Telepod, which provides e-scooters to food delivery platforms and other businesses, expressed concern at the impact of ban on Singapore's 100,000 scooter owners, as well as retailers and mobility sharing operators.
"Because of these new rules, the delivery companies have to think of another transportation mode for all the delivery-men," the startup's chief marketing officer Chan Jit Yen told the Nikkei Asian Review.
Telepod said it has had to put on hold its partnership with meal delivery operator Foodpanda, until it can work out how to operate under the new environment.
Chan said Telepod will now focus on how it can grow its operations in foreign markets including Indonesia, Malaysia and Japan, where rules are not as onerous. She said that would also help minimize the impact of the new law on the company's bottom line.
GrabFood, another major meal delivery operator, warned that wait times for consumers could get longer due to the new e-scooter restrictions, and Neuron Mobility, an e-scooter solutions provider, said the new regulatory framework would make it even more challenging to develop its business in Singapore.
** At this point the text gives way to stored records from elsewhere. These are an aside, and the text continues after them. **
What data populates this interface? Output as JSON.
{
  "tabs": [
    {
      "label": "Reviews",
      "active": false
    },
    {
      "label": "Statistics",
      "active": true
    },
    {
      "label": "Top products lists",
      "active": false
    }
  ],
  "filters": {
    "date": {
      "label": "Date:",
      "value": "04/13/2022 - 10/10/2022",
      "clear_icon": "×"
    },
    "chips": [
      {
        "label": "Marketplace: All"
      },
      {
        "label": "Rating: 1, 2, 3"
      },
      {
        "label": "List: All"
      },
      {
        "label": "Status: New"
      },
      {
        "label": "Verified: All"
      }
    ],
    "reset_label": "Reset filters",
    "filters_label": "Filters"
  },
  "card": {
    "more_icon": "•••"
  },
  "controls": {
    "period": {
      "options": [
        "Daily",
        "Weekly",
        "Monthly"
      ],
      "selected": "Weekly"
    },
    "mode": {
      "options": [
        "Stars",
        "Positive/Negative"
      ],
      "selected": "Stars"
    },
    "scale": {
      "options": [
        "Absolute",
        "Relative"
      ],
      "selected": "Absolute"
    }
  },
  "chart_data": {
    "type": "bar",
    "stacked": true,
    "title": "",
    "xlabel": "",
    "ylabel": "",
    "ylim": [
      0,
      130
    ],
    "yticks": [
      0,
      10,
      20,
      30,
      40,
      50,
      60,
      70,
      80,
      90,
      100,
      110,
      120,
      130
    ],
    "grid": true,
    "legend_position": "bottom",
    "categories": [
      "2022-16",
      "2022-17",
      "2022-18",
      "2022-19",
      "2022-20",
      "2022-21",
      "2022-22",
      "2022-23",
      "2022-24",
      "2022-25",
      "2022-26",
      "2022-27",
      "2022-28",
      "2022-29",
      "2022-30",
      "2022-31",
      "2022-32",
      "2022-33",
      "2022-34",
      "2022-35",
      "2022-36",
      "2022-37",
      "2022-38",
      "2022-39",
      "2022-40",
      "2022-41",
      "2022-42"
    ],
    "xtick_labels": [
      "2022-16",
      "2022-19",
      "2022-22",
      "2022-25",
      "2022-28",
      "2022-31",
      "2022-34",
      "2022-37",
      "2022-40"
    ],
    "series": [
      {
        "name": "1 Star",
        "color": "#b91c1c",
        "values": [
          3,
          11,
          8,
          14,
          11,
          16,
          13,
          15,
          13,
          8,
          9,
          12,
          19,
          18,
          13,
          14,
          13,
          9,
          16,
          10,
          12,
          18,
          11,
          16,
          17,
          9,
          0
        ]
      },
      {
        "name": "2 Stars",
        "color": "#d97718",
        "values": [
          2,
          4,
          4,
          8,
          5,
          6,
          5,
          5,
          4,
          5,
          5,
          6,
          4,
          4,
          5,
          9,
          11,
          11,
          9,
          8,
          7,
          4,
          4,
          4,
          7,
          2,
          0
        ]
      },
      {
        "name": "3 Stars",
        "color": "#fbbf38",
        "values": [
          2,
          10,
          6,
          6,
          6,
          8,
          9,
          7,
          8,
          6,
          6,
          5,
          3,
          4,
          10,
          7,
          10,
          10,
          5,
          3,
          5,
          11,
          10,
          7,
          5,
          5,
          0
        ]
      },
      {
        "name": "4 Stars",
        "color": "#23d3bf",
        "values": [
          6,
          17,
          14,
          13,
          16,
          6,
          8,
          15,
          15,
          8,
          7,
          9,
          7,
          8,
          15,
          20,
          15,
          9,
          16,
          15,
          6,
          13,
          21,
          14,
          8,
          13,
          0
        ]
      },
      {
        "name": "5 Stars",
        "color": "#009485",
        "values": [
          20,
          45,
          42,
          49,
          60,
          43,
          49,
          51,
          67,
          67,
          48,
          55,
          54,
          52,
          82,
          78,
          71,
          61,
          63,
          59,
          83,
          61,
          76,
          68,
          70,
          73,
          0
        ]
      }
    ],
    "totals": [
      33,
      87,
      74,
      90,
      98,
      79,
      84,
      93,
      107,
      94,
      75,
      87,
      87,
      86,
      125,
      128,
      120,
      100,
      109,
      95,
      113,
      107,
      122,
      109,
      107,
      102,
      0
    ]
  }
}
Describing the ban as unfortunate, Neuron Mobility chief executive Zachary Wang told Nikkei that it was now "legally not possible for us to run any business in Singapore."
"The ball is not even in our court," Wang said. Like Telepod, Wang said his company would now focus on expanding outside Singapore in countries like Thailand and Australia.
Shared e-scooter service player Beam said that while it wasn't giving up on Singapore yet, the regulatory uncertainty meant that the company would not be able to commit to making the city-state a huge part of its business portfolio.
"We should be disappointed that we cannot get to operate in Singapore in the way that we want - we view Singapore as an exciting market," Christopher Hilton, vice president of corporate affairs, told Nikkei.
Hilton said the ban would force Beam to look more closely at operating a business model for shared e-scooters in areas where they are still allowed for use, such as parks, as well as expanding its overseas operations.
"You see these vehicles being moved from footpaths onto the roads in cities all over the world - Berlin, Paris, Los Angeles and Washington. And it seems like that makes sense for a country like Singapore," Hilton said.
Walter Theseira, associate professor at the Singapore University of Social Sciences, said that Singapore may have to consider granting special provisions to people whose livelihoods depended on e-scooters.
"The challenge there is - would implementing such a system look like a climb down or backing off, in terms of policy? Because I think the one thing you don't want to have, is the appearance of policy inconsistency," Theseira said.